A ocorrência de alucinações gustativas e especialmente olfativas na esquizofrenia geralmente indica uma variante da psicose maligna e resistente à terapia.

Existem várias variantes especiais de alucinações, cuja aparência requer a presença de certas condições, por exemplo, a sonolência do paciente. As alucinações que ocorrem ao adormecer são chamadas de hipnagógicas, ao acordar, de hipnopômpicas. Embora esses sintomas não pertençam a transtornos mentais extremamente graves e raramente ocorram em pessoas saudáveis com fadiga, no entanto, com doenças somáticas graves e síndrome de abstinência de álcool, eles servem como um sinal precoce do início do delírio e indicam a necessidade de iniciar um tratamento específico.

Um paciente de 38 anos, que abusou do álcool por um longo tempo, não conseguia adormecer em meio a uma severa abstinência, revirou-se na cama. Ao tentar adormecer, surgiram imediatamente pesadelos (o paciente sonhava que estava deitado entre várias cobras), obrigando-o a acordar imediatamente. Em um dos despertares no escuro, vi claramente um rato na cabeceira da cama. Ele estendeu a mão e tocou. O camundongo estava quente, coberto com pelo macio, sentou-se muito bem e não correu para lugar nenhum. O paciente puxou a mão para trás, pulou da cama, bateu com toda a força no animal imaginário com um travesseiro. Ligando o lustre, não consegui encontrar um mouse. Não houve outras visões naquele momento. Fui para a cama e tentei dormir. Mais tarde, acordei de novo e vi no cobertor uma pequena criatura com chifres finos e afiados, patas finas com cascos e uma cauda longa. Eu perguntei ao "besik" o que ele precisava. Ele riu, mas não fugiu. O paciente tentou agarrá-lo, mas não o alcançou. Com as luzes acesas, todas as visões desapareceram. Na noite seguinte, o paciente com sinais de delírio alcoólico agudo foi hospitalizado em um hospital psiquiátrico.
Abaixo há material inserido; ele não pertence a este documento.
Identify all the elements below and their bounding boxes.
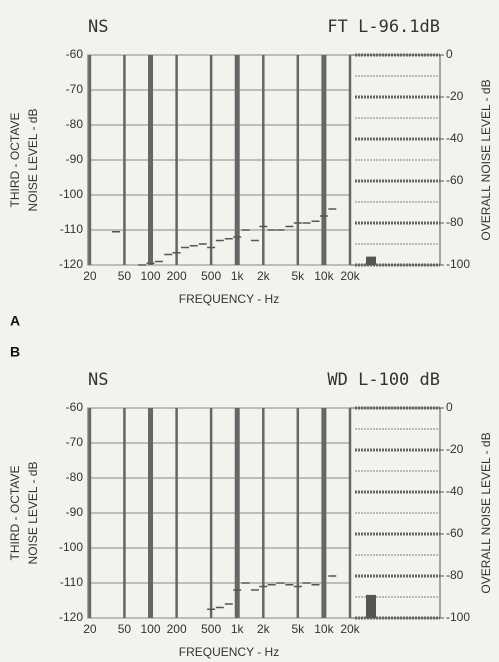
y-axis-label: THIRD - OCTAVE — [8, 466, 22, 561]
y2-axis-label: OVERALL NOISE LEVEL - dB — [479, 432, 493, 593]
x-tick-label: 5k — [291, 622, 305, 636]
y-axis-label: THIRD - OCTAVE — [8, 113, 22, 208]
y2-tick-label: -80 — [446, 568, 464, 582]
y2-tick-label: -60 — [446, 526, 464, 540]
y2-tick-label: -80 — [446, 215, 464, 229]
y-tick-label: -110 — [60, 222, 83, 236]
panel-label: A — [10, 313, 20, 329]
x-tick-label: 200 — [167, 269, 187, 283]
x-axis-label: FREQUENCY - Hz — [179, 292, 279, 306]
y2-tick-label: -100 — [446, 257, 470, 271]
y-tick-label: -90 — [66, 152, 84, 166]
header-left: NS — [88, 17, 108, 37]
y-axis-label: NOISE LEVEL - dB — [26, 462, 40, 565]
y-tick-label: -60 — [66, 400, 84, 414]
y-tick-label: -100 — [59, 540, 83, 554]
y-tick-label: -110 — [60, 575, 83, 589]
panel-label: B — [10, 344, 20, 360]
y2-tick-label: -20 — [446, 442, 464, 456]
header-left: NS — [88, 370, 108, 390]
x-tick-label: 500 — [201, 622, 221, 636]
x-tick-label: 10k — [314, 269, 334, 283]
y2-tick-label: 0 — [446, 400, 453, 414]
x-tick-label: 500 — [201, 269, 221, 283]
x-tick-label: 20k — [340, 269, 360, 283]
y-tick-label: -120 — [59, 257, 83, 271]
y2-tick-label: -100 — [446, 610, 470, 624]
x-tick-label: 100 — [141, 269, 161, 283]
x-tick-label: 20 — [83, 269, 97, 283]
x-tick-label: 5k — [291, 269, 305, 283]
y-tick-label: -80 — [66, 117, 84, 131]
overall-level — [366, 256, 376, 265]
overall-level — [366, 594, 376, 618]
y-tick-label: -120 — [59, 610, 83, 624]
header-right: FT L-96.1dB — [327, 17, 440, 37]
y2-tick-label: -20 — [446, 89, 464, 103]
x-tick-label: 1k — [231, 269, 245, 283]
y-tick-label: -100 — [59, 187, 83, 201]
x-tick-label: 10k — [314, 622, 334, 636]
x-tick-label: 1k — [231, 622, 245, 636]
x-tick-label: 20 — [83, 622, 97, 636]
y-axis-label: NOISE LEVEL - dB — [26, 109, 40, 212]
x-tick-label: 50 — [118, 622, 132, 636]
x-tick-label: 20k — [340, 622, 360, 636]
x-axis-label: FREQUENCY - Hz — [179, 645, 279, 659]
y-tick-label: -80 — [66, 470, 84, 484]
y2-axis-label: OVERALL NOISE LEVEL - dB — [479, 79, 493, 240]
x-tick-label: 100 — [141, 622, 161, 636]
y-tick-label: -70 — [66, 82, 84, 96]
x-tick-label: 200 — [167, 622, 187, 636]
x-tick-label: 2k — [257, 622, 271, 636]
y-tick-label: -90 — [66, 505, 84, 519]
x-tick-label: 50 — [118, 269, 132, 283]
y2-tick-label: -40 — [446, 131, 464, 145]
y2-tick-label: 0 — [446, 47, 453, 61]
y2-tick-label: -60 — [446, 173, 464, 187]
y-tick-label: -70 — [66, 435, 84, 449]
x-tick-label: 2k — [257, 269, 271, 283]
y-tick-label: -60 — [66, 47, 84, 61]
y2-tick-label: -40 — [446, 484, 464, 498]
header-right: WD L-100 dB — [327, 370, 440, 390]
Alucinações hipnagógicas e hipnopômpicas especialmente vívidas e profusas são observadas com narcolepsia (ver seção 12.2).
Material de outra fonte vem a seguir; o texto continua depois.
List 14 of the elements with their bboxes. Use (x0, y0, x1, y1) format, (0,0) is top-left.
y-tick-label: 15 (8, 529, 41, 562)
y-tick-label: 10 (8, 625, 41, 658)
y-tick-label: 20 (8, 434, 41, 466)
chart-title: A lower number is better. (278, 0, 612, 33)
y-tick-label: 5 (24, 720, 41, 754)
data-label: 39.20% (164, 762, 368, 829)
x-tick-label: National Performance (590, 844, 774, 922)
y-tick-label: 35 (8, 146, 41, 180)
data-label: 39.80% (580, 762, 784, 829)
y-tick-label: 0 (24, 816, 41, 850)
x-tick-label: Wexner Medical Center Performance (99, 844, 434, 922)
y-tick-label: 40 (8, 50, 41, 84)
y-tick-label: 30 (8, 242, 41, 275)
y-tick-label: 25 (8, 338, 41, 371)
As alucinações funcionais (reflexas) ocorrem apenas na presença de um estímulo específico. Isso inclui a fala que uma pessoa ouve sob o som de rodas; vozes em sua cabeça quando você liga a TV; alucinações auditivas que ocorrem sob o chuveiro. Com o término da ação do estímulo, os enganos da percepção podem desaparecer. Esses estados diferem das ilusões porque as imagens imaginárias são percebidas simultaneamente com o estímulo e não o substituem.
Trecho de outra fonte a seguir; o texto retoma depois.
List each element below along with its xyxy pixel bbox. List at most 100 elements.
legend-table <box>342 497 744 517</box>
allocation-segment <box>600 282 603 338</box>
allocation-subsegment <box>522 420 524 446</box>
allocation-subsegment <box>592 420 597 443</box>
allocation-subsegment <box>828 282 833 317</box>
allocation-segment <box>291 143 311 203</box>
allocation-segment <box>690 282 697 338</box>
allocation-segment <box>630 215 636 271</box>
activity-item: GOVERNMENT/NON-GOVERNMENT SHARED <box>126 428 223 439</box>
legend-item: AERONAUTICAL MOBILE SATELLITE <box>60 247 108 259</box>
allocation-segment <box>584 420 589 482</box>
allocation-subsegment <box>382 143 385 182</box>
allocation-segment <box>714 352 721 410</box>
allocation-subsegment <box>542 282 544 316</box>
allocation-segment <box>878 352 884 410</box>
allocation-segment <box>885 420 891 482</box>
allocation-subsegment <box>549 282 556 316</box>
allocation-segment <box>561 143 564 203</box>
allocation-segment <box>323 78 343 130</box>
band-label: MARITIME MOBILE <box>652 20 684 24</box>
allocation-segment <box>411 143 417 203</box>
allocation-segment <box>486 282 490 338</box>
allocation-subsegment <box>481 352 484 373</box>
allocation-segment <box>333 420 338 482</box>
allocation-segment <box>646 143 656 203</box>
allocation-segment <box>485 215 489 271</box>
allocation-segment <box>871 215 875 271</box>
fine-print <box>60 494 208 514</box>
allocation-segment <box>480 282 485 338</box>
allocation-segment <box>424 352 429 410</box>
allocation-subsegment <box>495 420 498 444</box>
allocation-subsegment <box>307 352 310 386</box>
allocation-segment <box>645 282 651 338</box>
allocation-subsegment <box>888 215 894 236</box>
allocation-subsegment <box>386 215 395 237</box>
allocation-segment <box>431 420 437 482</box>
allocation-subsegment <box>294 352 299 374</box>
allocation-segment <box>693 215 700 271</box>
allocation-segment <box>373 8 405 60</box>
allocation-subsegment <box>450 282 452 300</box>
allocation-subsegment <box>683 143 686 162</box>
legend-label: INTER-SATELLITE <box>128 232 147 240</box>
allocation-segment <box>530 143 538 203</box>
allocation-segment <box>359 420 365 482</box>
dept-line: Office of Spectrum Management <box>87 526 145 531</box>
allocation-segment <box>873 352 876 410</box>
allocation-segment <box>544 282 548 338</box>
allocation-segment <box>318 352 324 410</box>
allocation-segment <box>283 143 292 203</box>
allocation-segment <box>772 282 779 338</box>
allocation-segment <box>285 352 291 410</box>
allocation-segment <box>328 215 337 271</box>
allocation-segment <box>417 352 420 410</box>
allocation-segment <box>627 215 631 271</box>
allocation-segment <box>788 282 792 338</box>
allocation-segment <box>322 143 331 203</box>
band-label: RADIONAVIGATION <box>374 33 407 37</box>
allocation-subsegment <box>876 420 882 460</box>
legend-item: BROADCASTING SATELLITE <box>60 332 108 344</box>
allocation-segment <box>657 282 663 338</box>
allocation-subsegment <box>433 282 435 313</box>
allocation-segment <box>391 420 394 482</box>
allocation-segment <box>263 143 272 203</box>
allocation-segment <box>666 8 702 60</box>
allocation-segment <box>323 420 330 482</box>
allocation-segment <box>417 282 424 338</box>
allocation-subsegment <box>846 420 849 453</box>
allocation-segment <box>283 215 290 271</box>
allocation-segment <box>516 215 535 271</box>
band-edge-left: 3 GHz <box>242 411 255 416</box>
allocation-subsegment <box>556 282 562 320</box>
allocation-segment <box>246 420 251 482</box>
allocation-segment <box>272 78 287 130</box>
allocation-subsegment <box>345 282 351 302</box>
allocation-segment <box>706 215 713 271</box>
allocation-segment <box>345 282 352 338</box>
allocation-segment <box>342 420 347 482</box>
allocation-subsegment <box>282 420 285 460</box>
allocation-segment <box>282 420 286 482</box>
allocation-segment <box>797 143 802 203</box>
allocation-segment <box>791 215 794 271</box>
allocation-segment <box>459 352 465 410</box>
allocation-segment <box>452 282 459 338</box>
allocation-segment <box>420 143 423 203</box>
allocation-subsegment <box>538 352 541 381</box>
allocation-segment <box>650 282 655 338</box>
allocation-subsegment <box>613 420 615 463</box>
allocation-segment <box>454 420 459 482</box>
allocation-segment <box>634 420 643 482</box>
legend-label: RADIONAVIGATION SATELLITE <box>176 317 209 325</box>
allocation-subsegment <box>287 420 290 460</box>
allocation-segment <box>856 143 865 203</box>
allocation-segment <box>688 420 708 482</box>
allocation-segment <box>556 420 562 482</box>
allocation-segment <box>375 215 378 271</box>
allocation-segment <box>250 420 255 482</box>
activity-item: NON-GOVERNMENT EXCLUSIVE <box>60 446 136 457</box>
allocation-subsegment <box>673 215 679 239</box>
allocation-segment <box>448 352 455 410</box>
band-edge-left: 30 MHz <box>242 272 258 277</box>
Alucinações psicogênicas e sugeridas são mais freqüentemente observadas em pessoas sugeridas, com traços de caráter demonstrativos, e são especialmente pronunciadas em psicoses reativas histéricas. Nesse caso, surgem imediatamente após uma situação traumática, refletem as experiências mais importantes de uma pessoa (uma mulher que perdeu o marido fala para a fotografia dele, ouve o marido caminhando, canta uma canção de ninar para ela).

Charles Bonnet descreveu a ocorrência de alucinações em pessoas com uma diminuição acentuada da visão (catarata senil). Condições semelhantes foram observadas posteriormente com perda auditiva. É possível que o mecanismo de privação sensorial desempenhe um papel na gênese de tais alucinações (por exemplo, durante uma longa permanência de uma pessoa em uma caverna escura).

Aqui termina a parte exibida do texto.